The section of trail running between Jermyn and Edmonton Avenues was officially renamed Rotary Peace Park by Penticton council last week, and Thursday the work began to clean it up and plant some new trees. In total, 16 new trees and 150 shrubs are slated to be planted in the pocket park adjacent to Penticton Secondary and KVR Middle schools.
The name was chosen by the city’s partner in the project, the Penticton Okanagan Rotary Club, as a way to recognize the international exchange students, which they host and promote on an annual basis.
“Those kids really are ambassadors of peace throughout the world,” said Coun. Judy Sentes. “I think this is a truly lovely way to recognize that program and encourage it. It just shows the value of partnerships and underscores this tremendous program.”
According to Penticton Okanagan Rotary president Joanne Grimaldi, the real work began after a series of speeches at the pocket park, with local high school students helping to clean up the area and spread a layer of bark mulch.
They will also be planting 13 trees, to represent the last six years of Rotary exchange students.
“And each year we will be planting two more trees, all on the western side of the park,” said Grimaldi, noting that they have also partnered with the South Okanagan Brain Injury Society, who will be coming in on a quarterly basis to help with the maintenance.
“The KVR Trail is among the community’s most prized recreational assets, and creating a pocket park will make cycling, running and walking along the path even more enjoyable,” said acting mayor Garry Litke.
The city’s other partners in the project are the TD Friends of the Environment Foundation and Tree Canada who awarded the city a TD Green Streets grant for their dedication to improving the environment and expanding their community green spaces through forestry innovation.

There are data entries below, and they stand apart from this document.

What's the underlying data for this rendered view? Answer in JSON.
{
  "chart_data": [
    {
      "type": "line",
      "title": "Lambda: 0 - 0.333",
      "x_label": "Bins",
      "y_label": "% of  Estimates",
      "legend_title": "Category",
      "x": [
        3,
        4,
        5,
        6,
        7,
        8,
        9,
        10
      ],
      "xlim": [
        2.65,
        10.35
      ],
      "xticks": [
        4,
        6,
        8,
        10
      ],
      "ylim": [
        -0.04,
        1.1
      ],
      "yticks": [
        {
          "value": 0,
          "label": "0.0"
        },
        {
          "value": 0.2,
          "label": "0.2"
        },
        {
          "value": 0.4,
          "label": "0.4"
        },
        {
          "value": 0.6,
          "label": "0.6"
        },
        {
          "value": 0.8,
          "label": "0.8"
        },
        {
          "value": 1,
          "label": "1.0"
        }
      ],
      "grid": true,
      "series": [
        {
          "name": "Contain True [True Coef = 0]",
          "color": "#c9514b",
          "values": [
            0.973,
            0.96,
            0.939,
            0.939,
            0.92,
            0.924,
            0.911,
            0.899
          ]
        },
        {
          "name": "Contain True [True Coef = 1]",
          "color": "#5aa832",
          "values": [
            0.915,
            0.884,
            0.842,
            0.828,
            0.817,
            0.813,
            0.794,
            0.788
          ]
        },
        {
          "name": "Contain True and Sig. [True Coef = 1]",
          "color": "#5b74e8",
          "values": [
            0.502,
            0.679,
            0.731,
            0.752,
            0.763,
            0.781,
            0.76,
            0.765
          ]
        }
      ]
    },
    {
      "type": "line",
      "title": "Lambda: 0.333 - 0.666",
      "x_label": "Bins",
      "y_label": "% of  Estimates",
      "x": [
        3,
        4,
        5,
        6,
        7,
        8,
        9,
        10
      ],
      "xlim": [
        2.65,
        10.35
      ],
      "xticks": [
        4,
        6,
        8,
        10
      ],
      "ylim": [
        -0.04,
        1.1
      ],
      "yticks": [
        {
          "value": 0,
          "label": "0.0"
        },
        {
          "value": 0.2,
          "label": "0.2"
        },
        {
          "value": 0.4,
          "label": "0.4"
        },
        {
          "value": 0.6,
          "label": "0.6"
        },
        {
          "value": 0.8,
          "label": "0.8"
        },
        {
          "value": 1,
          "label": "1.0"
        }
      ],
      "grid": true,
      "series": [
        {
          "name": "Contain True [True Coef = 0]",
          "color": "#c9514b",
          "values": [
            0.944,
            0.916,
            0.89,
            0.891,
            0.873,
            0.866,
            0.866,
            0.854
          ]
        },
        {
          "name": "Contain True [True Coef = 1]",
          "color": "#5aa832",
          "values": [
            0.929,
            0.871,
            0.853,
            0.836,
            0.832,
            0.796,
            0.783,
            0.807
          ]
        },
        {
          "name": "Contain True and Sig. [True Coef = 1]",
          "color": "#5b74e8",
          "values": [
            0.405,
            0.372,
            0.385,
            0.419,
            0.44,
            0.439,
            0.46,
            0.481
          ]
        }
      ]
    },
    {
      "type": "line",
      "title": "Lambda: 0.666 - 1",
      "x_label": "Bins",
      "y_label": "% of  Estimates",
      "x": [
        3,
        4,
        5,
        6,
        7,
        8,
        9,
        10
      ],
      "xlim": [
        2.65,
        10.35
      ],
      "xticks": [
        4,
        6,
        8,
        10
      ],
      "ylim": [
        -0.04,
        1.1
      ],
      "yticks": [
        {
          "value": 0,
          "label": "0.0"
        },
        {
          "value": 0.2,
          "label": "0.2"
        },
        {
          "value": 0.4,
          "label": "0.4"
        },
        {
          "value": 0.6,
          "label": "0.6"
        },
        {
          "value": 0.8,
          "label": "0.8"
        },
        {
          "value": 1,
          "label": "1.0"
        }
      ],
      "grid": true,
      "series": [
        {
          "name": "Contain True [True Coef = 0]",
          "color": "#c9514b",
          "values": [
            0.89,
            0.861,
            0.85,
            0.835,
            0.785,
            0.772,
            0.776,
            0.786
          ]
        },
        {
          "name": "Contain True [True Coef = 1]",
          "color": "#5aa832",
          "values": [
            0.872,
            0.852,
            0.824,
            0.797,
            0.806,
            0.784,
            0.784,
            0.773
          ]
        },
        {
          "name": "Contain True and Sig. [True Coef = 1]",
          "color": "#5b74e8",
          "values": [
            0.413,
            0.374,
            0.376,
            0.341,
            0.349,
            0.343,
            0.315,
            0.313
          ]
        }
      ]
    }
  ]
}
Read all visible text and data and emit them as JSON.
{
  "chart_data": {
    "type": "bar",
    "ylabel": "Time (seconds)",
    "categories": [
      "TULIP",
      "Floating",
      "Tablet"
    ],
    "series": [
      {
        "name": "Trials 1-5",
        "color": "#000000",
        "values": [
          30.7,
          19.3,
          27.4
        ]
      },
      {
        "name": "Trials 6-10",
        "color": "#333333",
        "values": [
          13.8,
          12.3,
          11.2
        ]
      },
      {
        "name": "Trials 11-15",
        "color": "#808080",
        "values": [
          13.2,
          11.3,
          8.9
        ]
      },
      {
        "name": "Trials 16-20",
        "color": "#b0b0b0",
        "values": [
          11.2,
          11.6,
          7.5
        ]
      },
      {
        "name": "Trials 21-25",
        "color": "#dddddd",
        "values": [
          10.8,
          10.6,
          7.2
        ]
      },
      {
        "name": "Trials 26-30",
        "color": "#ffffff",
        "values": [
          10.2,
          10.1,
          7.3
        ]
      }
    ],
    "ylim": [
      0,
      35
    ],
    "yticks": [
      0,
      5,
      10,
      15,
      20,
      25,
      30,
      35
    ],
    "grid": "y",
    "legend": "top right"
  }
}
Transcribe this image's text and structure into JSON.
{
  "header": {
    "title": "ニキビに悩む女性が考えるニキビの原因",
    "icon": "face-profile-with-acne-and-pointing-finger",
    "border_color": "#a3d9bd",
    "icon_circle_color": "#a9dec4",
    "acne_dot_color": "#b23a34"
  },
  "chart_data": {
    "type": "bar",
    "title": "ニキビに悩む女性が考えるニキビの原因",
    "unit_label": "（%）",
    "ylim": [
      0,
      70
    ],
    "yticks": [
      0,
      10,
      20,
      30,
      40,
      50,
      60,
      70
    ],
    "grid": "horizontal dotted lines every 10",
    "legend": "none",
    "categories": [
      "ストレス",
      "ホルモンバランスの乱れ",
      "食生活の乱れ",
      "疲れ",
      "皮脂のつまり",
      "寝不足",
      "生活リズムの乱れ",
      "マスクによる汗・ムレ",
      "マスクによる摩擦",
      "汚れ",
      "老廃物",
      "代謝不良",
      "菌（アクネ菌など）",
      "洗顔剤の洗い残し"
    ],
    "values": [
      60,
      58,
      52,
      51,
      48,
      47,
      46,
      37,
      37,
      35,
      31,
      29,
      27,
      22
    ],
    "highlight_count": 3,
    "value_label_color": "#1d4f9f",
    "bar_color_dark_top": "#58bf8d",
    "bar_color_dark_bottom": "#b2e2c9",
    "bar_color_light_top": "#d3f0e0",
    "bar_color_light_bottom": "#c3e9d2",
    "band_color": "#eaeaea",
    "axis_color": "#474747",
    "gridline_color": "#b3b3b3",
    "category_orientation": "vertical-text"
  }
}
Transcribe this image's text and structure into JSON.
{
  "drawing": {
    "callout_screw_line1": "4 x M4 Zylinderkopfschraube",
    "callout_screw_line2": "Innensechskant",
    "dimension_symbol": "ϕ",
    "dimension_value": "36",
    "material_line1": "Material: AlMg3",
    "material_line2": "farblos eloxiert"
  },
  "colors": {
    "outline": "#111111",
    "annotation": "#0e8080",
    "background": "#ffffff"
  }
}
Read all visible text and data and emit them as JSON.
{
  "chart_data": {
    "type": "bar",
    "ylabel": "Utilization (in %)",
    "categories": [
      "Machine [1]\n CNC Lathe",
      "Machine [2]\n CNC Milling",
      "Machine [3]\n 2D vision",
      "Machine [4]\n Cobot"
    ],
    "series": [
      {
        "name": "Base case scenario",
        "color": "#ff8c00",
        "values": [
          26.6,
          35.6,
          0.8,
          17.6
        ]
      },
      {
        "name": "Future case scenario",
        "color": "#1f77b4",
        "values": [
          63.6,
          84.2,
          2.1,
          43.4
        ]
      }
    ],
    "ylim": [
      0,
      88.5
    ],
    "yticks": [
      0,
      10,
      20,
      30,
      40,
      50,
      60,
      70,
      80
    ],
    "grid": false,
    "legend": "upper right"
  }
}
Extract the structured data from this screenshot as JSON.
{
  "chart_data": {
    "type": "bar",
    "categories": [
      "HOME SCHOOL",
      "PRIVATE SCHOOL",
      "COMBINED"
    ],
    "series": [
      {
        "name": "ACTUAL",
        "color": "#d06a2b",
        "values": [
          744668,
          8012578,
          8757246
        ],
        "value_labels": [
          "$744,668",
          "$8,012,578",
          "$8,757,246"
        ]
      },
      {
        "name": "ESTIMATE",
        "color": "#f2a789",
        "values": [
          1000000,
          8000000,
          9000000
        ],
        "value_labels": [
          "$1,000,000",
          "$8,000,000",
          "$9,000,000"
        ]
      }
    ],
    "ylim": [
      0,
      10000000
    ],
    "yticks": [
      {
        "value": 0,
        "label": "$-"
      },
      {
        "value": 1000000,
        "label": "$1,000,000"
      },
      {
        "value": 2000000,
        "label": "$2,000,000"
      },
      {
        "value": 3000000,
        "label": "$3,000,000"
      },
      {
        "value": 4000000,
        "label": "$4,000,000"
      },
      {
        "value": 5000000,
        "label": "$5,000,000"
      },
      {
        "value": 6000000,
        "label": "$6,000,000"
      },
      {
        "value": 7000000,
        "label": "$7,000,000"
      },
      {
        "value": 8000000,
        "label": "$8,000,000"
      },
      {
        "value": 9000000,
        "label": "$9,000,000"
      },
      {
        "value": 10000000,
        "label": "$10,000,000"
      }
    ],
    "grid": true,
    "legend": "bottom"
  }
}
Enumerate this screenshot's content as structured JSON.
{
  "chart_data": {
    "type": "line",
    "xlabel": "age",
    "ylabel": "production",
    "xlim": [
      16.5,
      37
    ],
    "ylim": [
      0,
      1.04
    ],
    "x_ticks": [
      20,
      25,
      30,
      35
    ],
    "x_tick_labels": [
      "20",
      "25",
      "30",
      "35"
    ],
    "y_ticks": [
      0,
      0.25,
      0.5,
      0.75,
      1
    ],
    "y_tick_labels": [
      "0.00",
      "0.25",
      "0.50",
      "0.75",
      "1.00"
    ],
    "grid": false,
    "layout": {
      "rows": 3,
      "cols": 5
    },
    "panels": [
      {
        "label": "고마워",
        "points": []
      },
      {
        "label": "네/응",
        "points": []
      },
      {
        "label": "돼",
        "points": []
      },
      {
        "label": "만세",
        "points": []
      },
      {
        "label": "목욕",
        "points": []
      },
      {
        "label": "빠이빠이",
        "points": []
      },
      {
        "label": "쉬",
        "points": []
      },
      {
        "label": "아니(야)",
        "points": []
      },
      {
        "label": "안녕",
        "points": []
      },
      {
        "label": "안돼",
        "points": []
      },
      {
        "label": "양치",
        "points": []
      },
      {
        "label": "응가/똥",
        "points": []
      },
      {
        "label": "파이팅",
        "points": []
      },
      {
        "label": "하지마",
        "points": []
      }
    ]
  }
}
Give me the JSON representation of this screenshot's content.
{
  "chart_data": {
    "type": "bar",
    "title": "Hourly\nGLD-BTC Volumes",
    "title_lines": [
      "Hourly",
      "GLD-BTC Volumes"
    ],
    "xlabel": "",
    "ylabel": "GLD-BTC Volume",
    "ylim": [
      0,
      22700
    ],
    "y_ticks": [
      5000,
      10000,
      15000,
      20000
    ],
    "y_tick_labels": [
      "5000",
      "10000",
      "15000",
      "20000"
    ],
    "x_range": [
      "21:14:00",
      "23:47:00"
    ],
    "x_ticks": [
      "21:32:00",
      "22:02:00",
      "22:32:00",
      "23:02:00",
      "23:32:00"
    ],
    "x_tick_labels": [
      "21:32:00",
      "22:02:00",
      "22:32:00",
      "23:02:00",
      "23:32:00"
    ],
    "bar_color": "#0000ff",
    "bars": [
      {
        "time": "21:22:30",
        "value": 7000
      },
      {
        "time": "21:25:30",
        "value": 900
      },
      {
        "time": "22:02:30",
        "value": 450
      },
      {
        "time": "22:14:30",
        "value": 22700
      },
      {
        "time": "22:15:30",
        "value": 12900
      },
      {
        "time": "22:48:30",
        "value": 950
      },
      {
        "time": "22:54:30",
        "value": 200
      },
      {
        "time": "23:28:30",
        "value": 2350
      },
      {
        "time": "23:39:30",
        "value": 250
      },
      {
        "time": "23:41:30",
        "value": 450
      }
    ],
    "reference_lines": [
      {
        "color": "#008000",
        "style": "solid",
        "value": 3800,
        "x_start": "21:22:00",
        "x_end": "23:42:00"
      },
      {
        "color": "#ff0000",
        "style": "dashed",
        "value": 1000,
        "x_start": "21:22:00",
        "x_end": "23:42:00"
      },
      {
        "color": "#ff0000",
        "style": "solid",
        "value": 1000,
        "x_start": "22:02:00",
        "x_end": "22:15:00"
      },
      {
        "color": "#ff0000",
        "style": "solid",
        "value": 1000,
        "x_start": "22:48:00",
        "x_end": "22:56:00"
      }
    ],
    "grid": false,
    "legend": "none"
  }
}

“We congratulate the City of Penticton for developing an initiative that will create an important green space in their community,” said Michael Rosen, president of Tree Canada. “We’re pleased that we have been able to support the efforts of Penticton and we look forward to seeing their plan come to life.”
Penticton will receive $12,000 to support the planting of trees in a public space adjacent to the Kettle Valley Railway Trail and improve the area, part of nearly $300,000 in grants handed out to 25 communities to support innovative practices in municipal forestry.
“The goal of TD Green Streets is to encourage the adoption of leading-edge practices in urban forestry, and we want to commend the City of Penticton for developing a plan that will provide such a great enhancement to the local environment,” said Mary Desjardins, executive director of the foundation.